The associatio­n said 18,530 direct jobs and 129,000 indirect jobs are at stake.

Rising electricit­y costs are taking their toll on SA mining generally. At the Joburg Mining Indaba in 2018, Minerals Council CEO Roger Baxter reportedly said electricit­y prices in SA have more than trebled and have become unaffordab­le.

However, Eskom remains in need of funds.
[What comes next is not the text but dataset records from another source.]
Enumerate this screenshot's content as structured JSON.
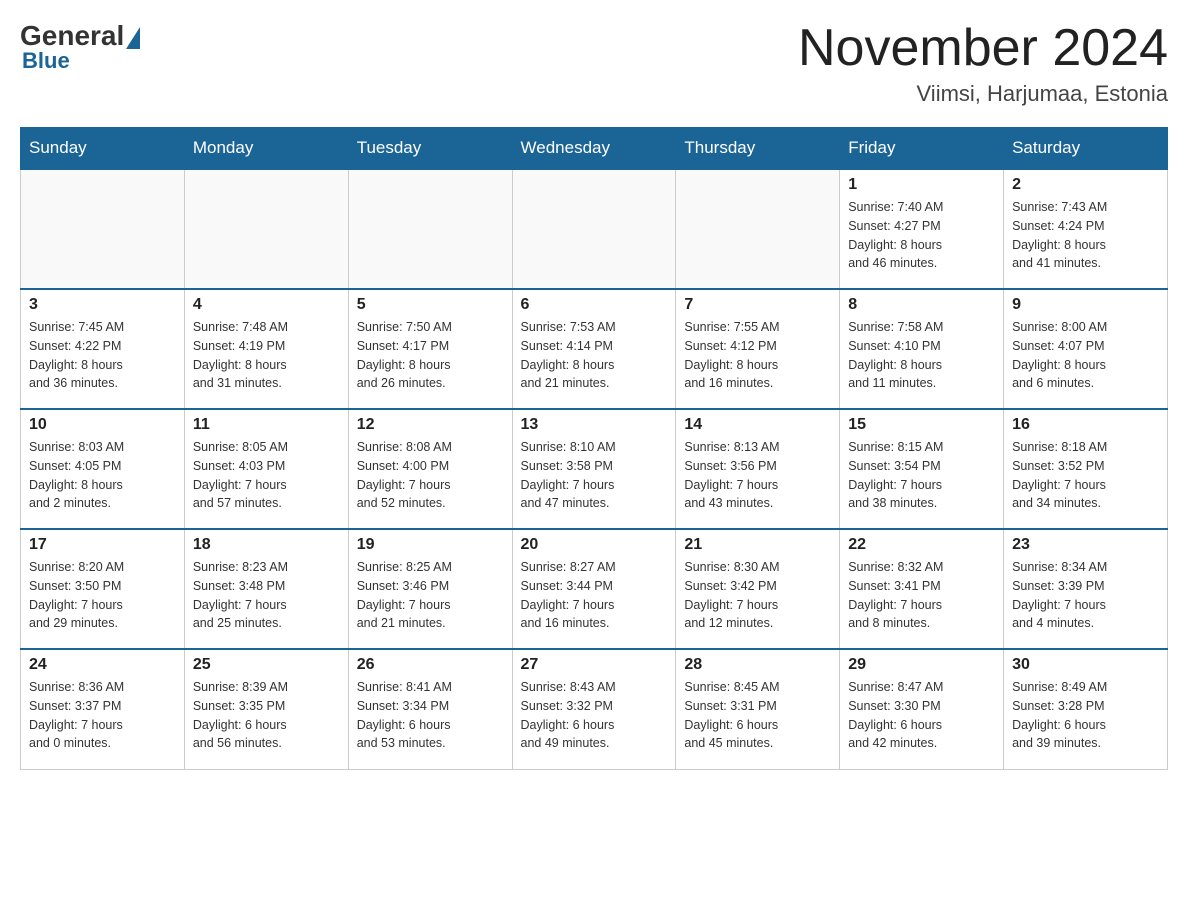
{
  "header": {
    "logo": {
      "general": "General",
      "blue": "Blue"
    },
    "title": "November 2024",
    "location": "Viimsi, Harjumaa, Estonia"
  },
  "weekdays": [
    "Sunday",
    "Monday",
    "Tuesday",
    "Wednesday",
    "Thursday",
    "Friday",
    "Saturday"
  ],
  "weeks": [
    [
      {
        "day": "",
        "info": ""
      },
      {
        "day": "",
        "info": ""
      },
      {
        "day": "",
        "info": ""
      },
      {
        "day": "",
        "info": ""
      },
      {
        "day": "",
        "info": ""
      },
      {
        "day": "1",
        "info": "Sunrise: 7:40 AM\nSunset: 4:27 PM\nDaylight: 8 hours\nand 46 minutes."
      },
      {
        "day": "2",
        "info": "Sunrise: 7:43 AM\nSunset: 4:24 PM\nDaylight: 8 hours\nand 41 minutes."
      }
    ],
    [
      {
        "day": "3",
        "info": "Sunrise: 7:45 AM\nSunset: 4:22 PM\nDaylight: 8 hours\nand 36 minutes."
      },
      {
        "day": "4",
        "info": "Sunrise: 7:48 AM\nSunset: 4:19 PM\nDaylight: 8 hours\nand 31 minutes."
      },
      {
        "day": "5",
        "info": "Sunrise: 7:50 AM\nSunset: 4:17 PM\nDaylight: 8 hours\nand 26 minutes."
      },
      {
        "day": "6",
        "info": "Sunrise: 7:53 AM\nSunset: 4:14 PM\nDaylight: 8 hours\nand 21 minutes."
      },
      {
        "day": "7",
        "info": "Sunrise: 7:55 AM\nSunset: 4:12 PM\nDaylight: 8 hours\nand 16 minutes."
      },
      {
        "day": "8",
        "info": "Sunrise: 7:58 AM\nSunset: 4:10 PM\nDaylight: 8 hours\nand 11 minutes."
      },
      {
        "day": "9",
        "info": "Sunrise: 8:00 AM\nSunset: 4:07 PM\nDaylight: 8 hours\nand 6 minutes."
      }
    ],
    [
      {
        "day": "10",
        "info": "Sunrise: 8:03 AM\nSunset: 4:05 PM\nDaylight: 8 hours\nand 2 minutes."
      },
      {
        "day": "11",
        "info": "Sunrise: 8:05 AM\nSunset: 4:03 PM\nDaylight: 7 hours\nand 57 minutes."
      },
      {
        "day": "12",
        "info": "Sunrise: 8:08 AM\nSunset: 4:00 PM\nDaylight: 7 hours\nand 52 minutes."
      },
      {
        "day": "13",
        "info": "Sunrise: 8:10 AM\nSunset: 3:58 PM\nDaylight: 7 hours\nand 47 minutes."
      },
      {
        "day": "14",
        "info": "Sunrise: 8:13 AM\nSunset: 3:56 PM\nDaylight: 7 hours\nand 43 minutes."
      },
      {
        "day": "15",
        "info": "Sunrise: 8:15 AM\nSunset: 3:54 PM\nDaylight: 7 hours\nand 38 minutes."
      },
      {
        "day": "16",
        "info": "Sunrise: 8:18 AM\nSunset: 3:52 PM\nDaylight: 7 hours\nand 34 minutes."
      }
    ],
    [
      {
        "day": "17",
        "info": "Sunrise: 8:20 AM\nSunset: 3:50 PM\nDaylight: 7 hours\nand 29 minutes."
      },
      {
        "day": "18",
        "info": "Sunrise: 8:23 AM\nSunset: 3:48 PM\nDaylight: 7 hours\nand 25 minutes."
      },
      {
        "day": "19",
        "info": "Sunrise: 8:25 AM\nSunset: 3:46 PM\nDaylight: 7 hours\nand 21 minutes."
      },
      {
        "day": "20",
        "info": "Sunrise: 8:27 AM\nSunset: 3:44 PM\nDaylight: 7 hours\nand 16 minutes."
      },
      {
        "day": "21",
        "info": "Sunrise: 8:30 AM\nSunset: 3:42 PM\nDaylight: 7 hours\nand 12 minutes."
      },
      {
        "day": "22",
        "info": "Sunrise: 8:32 AM\nSunset: 3:41 PM\nDaylight: 7 hours\nand 8 minutes."
      },
      {
        "day": "23",
        "info": "Sunrise: 8:34 AM\nSunset: 3:39 PM\nDaylight: 7 hours\nand 4 minutes."
      }
    ],
    [
      {
        "day": "24",
        "info": "Sunrise: 8:36 AM\nSunset: 3:37 PM\nDaylight: 7 hours\nand 0 minutes."
      },
      {
        "day": "25",
        "info": "Sunrise: 8:39 AM\nSunset: 3:35 PM\nDaylight: 6 hours\nand 56 minutes."
      },
      {
        "day": "26",
        "info": "Sunrise: 8:41 AM\nSunset: 3:34 PM\nDaylight: 6 hours\nand 53 minutes."
      },
      {
        "day": "27",
        "info": "Sunrise: 8:43 AM\nSunset: 3:32 PM\nDaylight: 6 hours\nand 49 minutes."
      },
      {
        "day": "28",
        "info": "Sunrise: 8:45 AM\nSunset: 3:31 PM\nDaylight: 6 hours\nand 45 minutes."
      },
      {
        "day": "29",
        "info": "Sunrise: 8:47 AM\nSunset: 3:30 PM\nDaylight: 6 hours\nand 42 minutes."
      },
      {
        "day": "30",
        "info": "Sunrise: 8:49 AM\nSunset: 3:28 PM\nDaylight: 6 hours\nand 39 minutes."
      }
    ]
  ]
}
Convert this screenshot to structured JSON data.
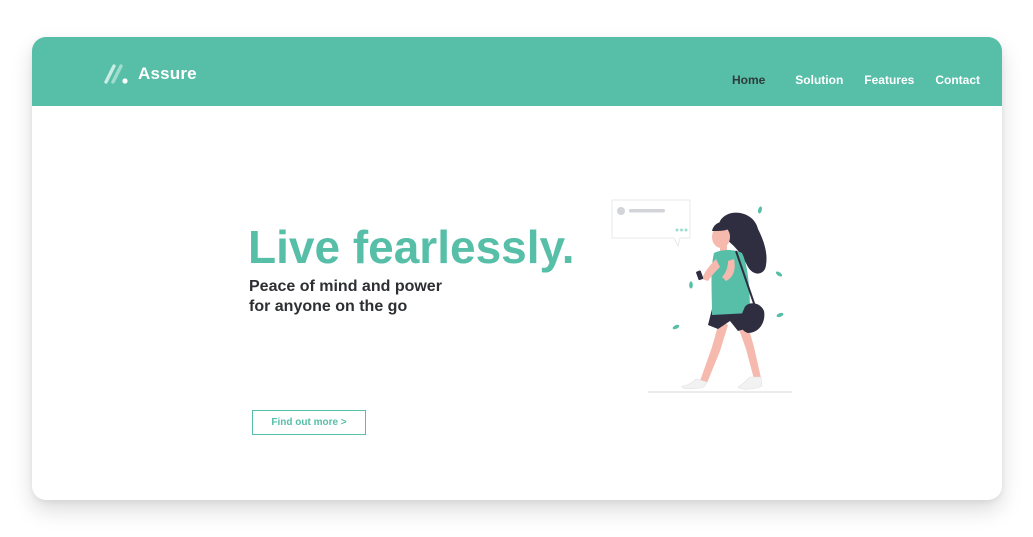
{
  "brand": {
    "name": "Assure",
    "accent_color": "#57bea8",
    "logo_icon": "slash-dot-logo-icon"
  },
  "nav": {
    "items": [
      {
        "label": "Home",
        "active": true
      },
      {
        "label": "Solution",
        "active": false
      },
      {
        "label": "Features",
        "active": false
      },
      {
        "label": "Contact",
        "active": false
      }
    ]
  },
  "hero": {
    "title": "Live fearlessly.",
    "subtitle_line1": "Peace of mind and power",
    "subtitle_line2": "for anyone on the go",
    "cta_label": "Find out more >",
    "illustration_icon": "woman-walking-with-phone-illustration"
  }
}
CEO Phakamani Hadebe said on Monday that while a tariff increase may cause hardship, “not being granted a suitable increase could lead to an unsustaina­ble financial position for Eskom, which would put the country in an even [more dire] economic condition”.

Hadebe said current electricit­y tariffs are insufficie­nt to enable Eskom to cover the prudent and efficient costs, “including the servicing of debt obligation­s, which — as the IMF recently commented — will result in Eskom s debt posing the single biggest’ fiscal risk factor to the country”.

Fapa noted that its members are vital Eskom customers because they consume baseload power between 10pm and 6am and so dilute the cost of latehour power generation. “Eskom is too big to be allowed to collapse and industry is also too big to be allowed to collapse by a double-digit electricit­y price increase,” Motloung said.